Back in the Day: Reflections on the first IMPACT/Model Mugging Class

Dianne (Dee) Costanzo

The world cracked open for me in August 1987 in a way that would leave me forever changed; I was one of the fourteen women who took a self-defense class called Model Mugging. No, we did not mug models. We changed the world just a bit. While I cannot speak for the other women, I do believe most would agree that those five evenings on the mat shifted our way of being in the world.

It certainly changed the direction of my life, so much so that I knew I needed to be a part of what would become IMPACT, so much so that I became the first certified female instructor in Chicago and probably east of the Rocky Mountains, so much so that I had the honor of walking with countless numbers of strong women who signed up for classes, workshops, or informational talks for the first twenty-two years of IMPACT’s existence in the Chicago land area.

For those who have taken the class, I do not need to discuss its transformative power, but I can share what the class meant to me. It shook me to the core and when the shaking stopped enough, I saw myself differently. It helped me integrate body, mind, and spirit and called me very clearly to help others come to their own truth, their own life in their own way. As an instructor, I always believed that every woman speaks the truth of her life and has the right to speak it clearly, strongly, and with a non-negotiable sense of dignity. I should like to think that I helped provide the space for women to do their inner and outer work.

Over the years, I was known for coming up with phrases that might put things in perspective: “Love those hips!” “Strong women can fight and cry at the same time!” “Different mugger, different day!” “You can put a new ending to an old story.” And my favorite, “GET UP!” At a visceral level, I knew the fear and doubt many women felt during a difficult scenario, and I always felt blessed to be a witness to a woman so willing to step into the unknown and come out the other side.
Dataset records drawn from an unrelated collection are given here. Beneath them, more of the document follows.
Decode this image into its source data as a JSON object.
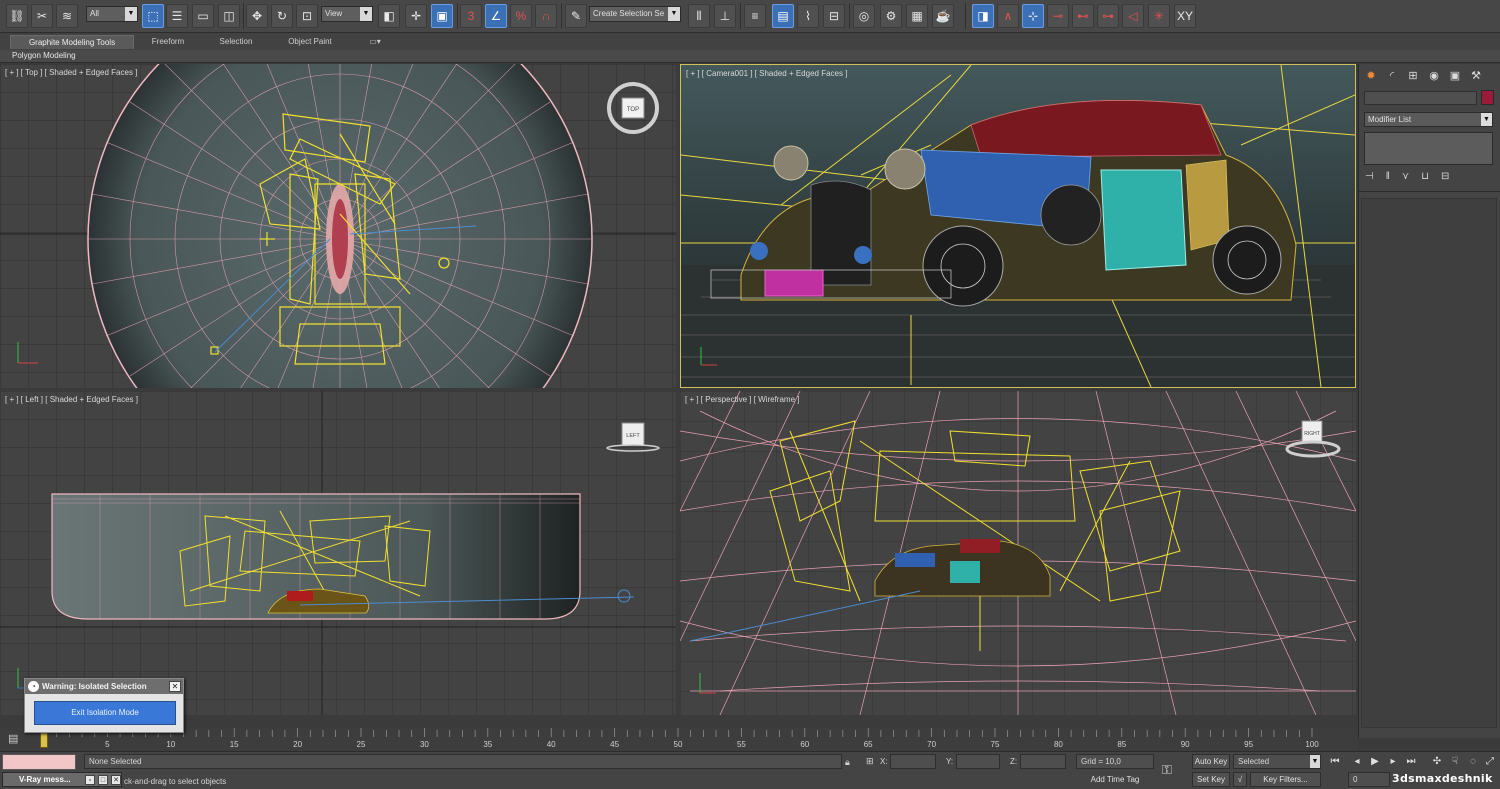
{
  "toolbar": {
    "selection_filter": "All",
    "reference_coord": "View",
    "named_selection": "Create Selection Se",
    "snap_angle_label": "3",
    "percent_snap": "%"
  },
  "ribbon": {
    "tabs": [
      "Graphite Modeling Tools",
      "Freeform",
      "Selection",
      "Object Paint"
    ],
    "active_panel": "Polygon Modeling"
  },
  "viewports": {
    "top": "[ + ] [ Top ] [ Shaded + Edged Faces ]",
    "camera": "[ + ] [ Camera001 ] [ Shaded + Edged Faces ]",
    "left": "[ + ] [ Left ] [ Shaded + Edged Faces ]",
    "perspective": "[ + ] [ Perspective ] [ Wireframe ]",
    "viewcube_top": "TOP",
    "viewcube_left": "LEFT",
    "viewcube_persp": "RIGHT"
  },
  "command_panel": {
    "modifier_list": "Modifier List",
    "object_color": "#9a1a3a"
  },
  "warning_dialog": {
    "title": "Warning: Isolated Selection",
    "button": "Exit Isolation Mode"
  },
  "timeline": {
    "ticks": [
      "0",
      "5",
      "10",
      "15",
      "20",
      "25",
      "30",
      "35",
      "40",
      "45",
      "50",
      "55",
      "60",
      "65",
      "70",
      "75",
      "80",
      "85",
      "90",
      "95",
      "100"
    ]
  },
  "status": {
    "selection": "None Selected",
    "prompt": "ck-and-drag to select objects",
    "vray_tab": "V-Ray mess...",
    "x_label": "X:",
    "y_label": "Y:",
    "z_label": "Z:",
    "grid": "Grid = 10,0",
    "add_time_tag": "Add Time Tag",
    "auto_key": "Auto Key",
    "set_key": "Set Key",
    "key_mode": "Selected",
    "key_filters": "Key Filters...",
    "frame": "0",
    "watermark": "3dsmaxdeshnik"
  }
}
 Many times after a class, I would go home and cry—not because a woman couldn’t learn how to protect herself, quite the opposite. I would cry because a woman found the strength, however tentative, to say “no.” And that little “no” became a big “No,” and that big “No” joined the “No” of all the other women in class, and at graduation, when graduates of previous classes came to support the women graduating that day, the “No” would represent circles within circles of all the women who stood up one at a time to make a community of warrior women who simply want to walk in the world on their own terms.

I have always believed that we have the responsibility to make the world better than we found it, and it has been my honor and privilege to “lay down the mats” and have women come to their own truth. Twenty-five years in some way is a long time to support such an effort, but in truth we are just beginning.